Below are his reported symptoms against predicted symptoms. It is interesting that many several predicted symptoms are autism related (which he does not have). This approach uses the bacteria that citizen science has associated to the symptoms (instead of clinical studies to the diagnosis). In theory, it will often be more sensitive for identifying the bacteria of concern.

See the video for how we do this. The final suggestions in Excel/csv format is below

Bottom Line

The intent of Microbiome Prescription site is to improve the odds of helping by working off studies on the US National Library of Medicines (at present, there are almost 6000 articles that we were able to harvest information from). We are very open on the where we get data, for example – for where we get the list of bacteria associated with a condition

From https://microbiomeprescription.com/citations/PubMedCitations?Code=LCV

And sources for how we know that something changes bacteria populations. In this case because of the high number of studies on inulin it will receive a high weight if certain bacteria are being targeted.

Example of what inulin impacts

We also try keeping faithful to the term used in the studies — apple contains large amounts of pectin, while some would just combined these to pectin (or apples), we attempt to keep the fine details. One related area that needs calling out is studies using items like  luteolin (flavonoid). If you click on these, you will go to a summary page with a link to foods containing it

We have a list of foods and amounts that contain it. It’s an extra step, but since these foods were not cited in the study, we “keep religion” and only cite what was used.
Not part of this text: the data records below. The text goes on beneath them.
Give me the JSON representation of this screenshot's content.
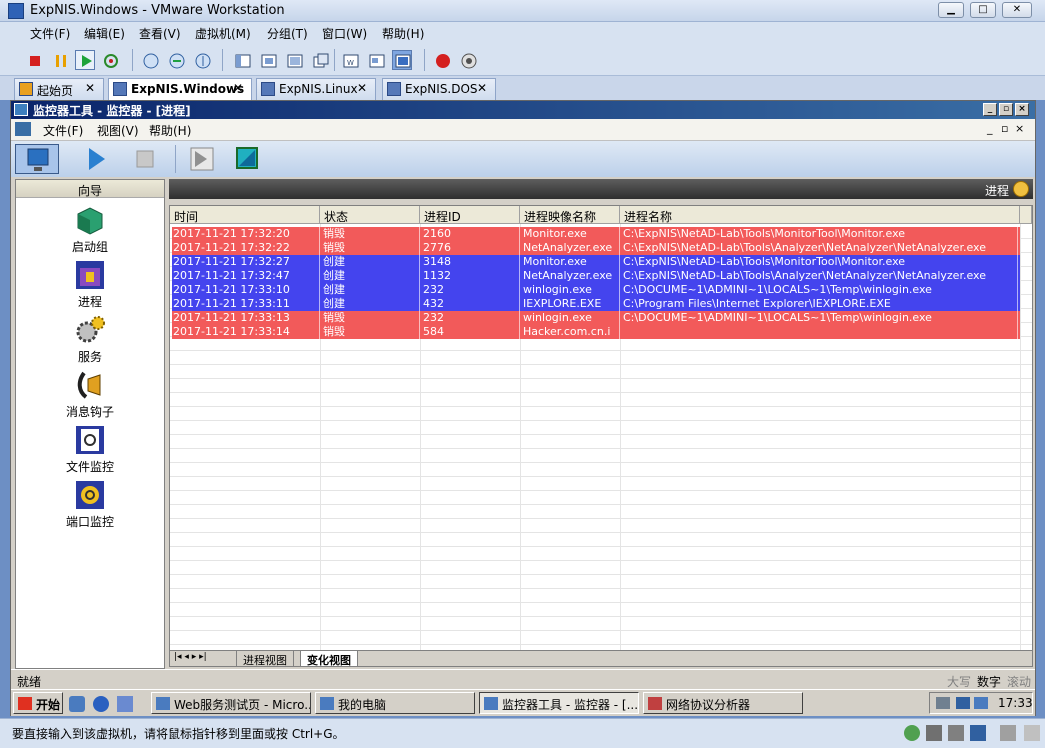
{
  "vm": {
    "title": "ExpNIS.Windows - VMware Workstation",
    "menu": [
      "文件(F)",
      "编辑(E)",
      "查看(V)",
      "虚拟机(M)",
      "分组(T)",
      "窗口(W)",
      "帮助(H)"
    ],
    "tabs": [
      {
        "label": "起始页",
        "active": false
      },
      {
        "label": "ExpNIS.Windows",
        "active": true
      },
      {
        "label": "ExpNIS.Linux",
        "active": false
      },
      {
        "label": "ExpNIS.DOS",
        "active": false
      }
    ],
    "status": "要直接输入到该虚拟机，请将鼠标指针移到里面或按 Ctrl+G。"
  },
  "app": {
    "title": "监控器工具 - 监控器 - [进程]",
    "menu": [
      "文件(F)",
      "视图(V)",
      "帮助(H)"
    ],
    "sidebar": {
      "header": "向导",
      "items": [
        "启动组",
        "进程",
        "服务",
        "消息钩子",
        "文件监控",
        "端口监控"
      ]
    },
    "panel_title": "进程",
    "columns": [
      "时间",
      "状态",
      "进程ID",
      "进程映像名称",
      "进程名称"
    ],
    "rows": [
      {
        "color": "r",
        "time": "2017-11-21 17:32:20",
        "status": "销毁",
        "pid": "2160",
        "image": "Monitor.exe",
        "path": "C:\\ExpNIS\\NetAD-Lab\\Tools\\MonitorTool\\Monitor.exe"
      },
      {
        "color": "r",
        "time": "2017-11-21 17:32:22",
        "status": "销毁",
        "pid": "2776",
        "image": "NetAnalyzer.exe",
        "path": "C:\\ExpNIS\\NetAD-Lab\\Tools\\Analyzer\\NetAnalyzer\\NetAnalyzer.exe"
      },
      {
        "color": "b",
        "time": "2017-11-21 17:32:27",
        "status": "创建",
        "pid": "3148",
        "image": "Monitor.exe",
        "path": "C:\\ExpNIS\\NetAD-Lab\\Tools\\MonitorTool\\Monitor.exe"
      },
      {
        "color": "b",
        "time": "2017-11-21 17:32:47",
        "status": "创建",
        "pid": "1132",
        "image": "NetAnalyzer.exe",
        "path": "C:\\ExpNIS\\NetAD-Lab\\Tools\\Analyzer\\NetAnalyzer\\NetAnalyzer.exe"
      },
      {
        "color": "b",
        "time": "2017-11-21 17:33:10",
        "status": "创建",
        "pid": "232",
        "image": "winlogin.exe",
        "path": "C:\\DOCUME~1\\ADMINI~1\\LOCALS~1\\Temp\\winlogin.exe"
      },
      {
        "color": "b",
        "time": "2017-11-21 17:33:11",
        "status": "创建",
        "pid": "432",
        "image": "IEXPLORE.EXE",
        "path": "C:\\Program Files\\Internet Explorer\\IEXPLORE.EXE"
      },
      {
        "color": "r",
        "time": "2017-11-21 17:33:13",
        "status": "销毁",
        "pid": "232",
        "image": "winlogin.exe",
        "path": "C:\\DOCUME~1\\ADMINI~1\\LOCALS~1\\Temp\\winlogin.exe"
      },
      {
        "color": "r",
        "time": "2017-11-21 17:33:14",
        "status": "销毁",
        "pid": "584",
        "image": "Hacker.com.cn.i",
        "path": ""
      }
    ],
    "sheet_tabs": [
      "进程视图",
      "变化视图"
    ],
    "active_sheet": "变化视图",
    "status": "就绪",
    "indicators": [
      "大写",
      "数字",
      "滚动"
    ]
  },
  "taskbar": {
    "start": "开始",
    "buttons": [
      "Web服务测试页 - Micro...",
      "我的电脑",
      "监控器工具 - 监控器 - [...",
      "网络协议分析器"
    ],
    "clock": "17:33"
  },
  "colors": {
    "destroy_row": "#f25a5a",
    "create_row": "#4444ee"
  }
}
I am not licensed medically, and thus there is no clinical experience (or bias) for the suggestions. It is an uber-logical model.

With that said, this person needs to sit down with his significant other, look thru the lists and decide which options they wish to try. Being a trained pharmacist means that he can also evaluate the prescription options for risk and in some cases, try to game the system… for example: Atorvastatin … he may want to test for the conditions where it would be prescribed, if he is a little high — he may wish to use that as a “standard of care” rationale for getting a prescription — it’s an off label use (like Viagra was not intended for what it is prescribed for today).

As always, any planned action should be reviewed by their knowledgeable medical professional before starting.

EU/JRC Technical Report related

Caution for other Long COVID Patients

Before COVID, you had a unique microbiome, COVID “infection formed” it to suit its needs. These changes caused symptoms, made it easier for secondary infection and allow “alternative community of bacteria” to become established. How it changed depends on what it was like before and which variant of the virus. While the above suggestions are likely similar to what your suggestions could be, it is really important to get your own microbiome sample to work from. There will be large differences between people. With this approach, we can be single person specific for a treatment plan.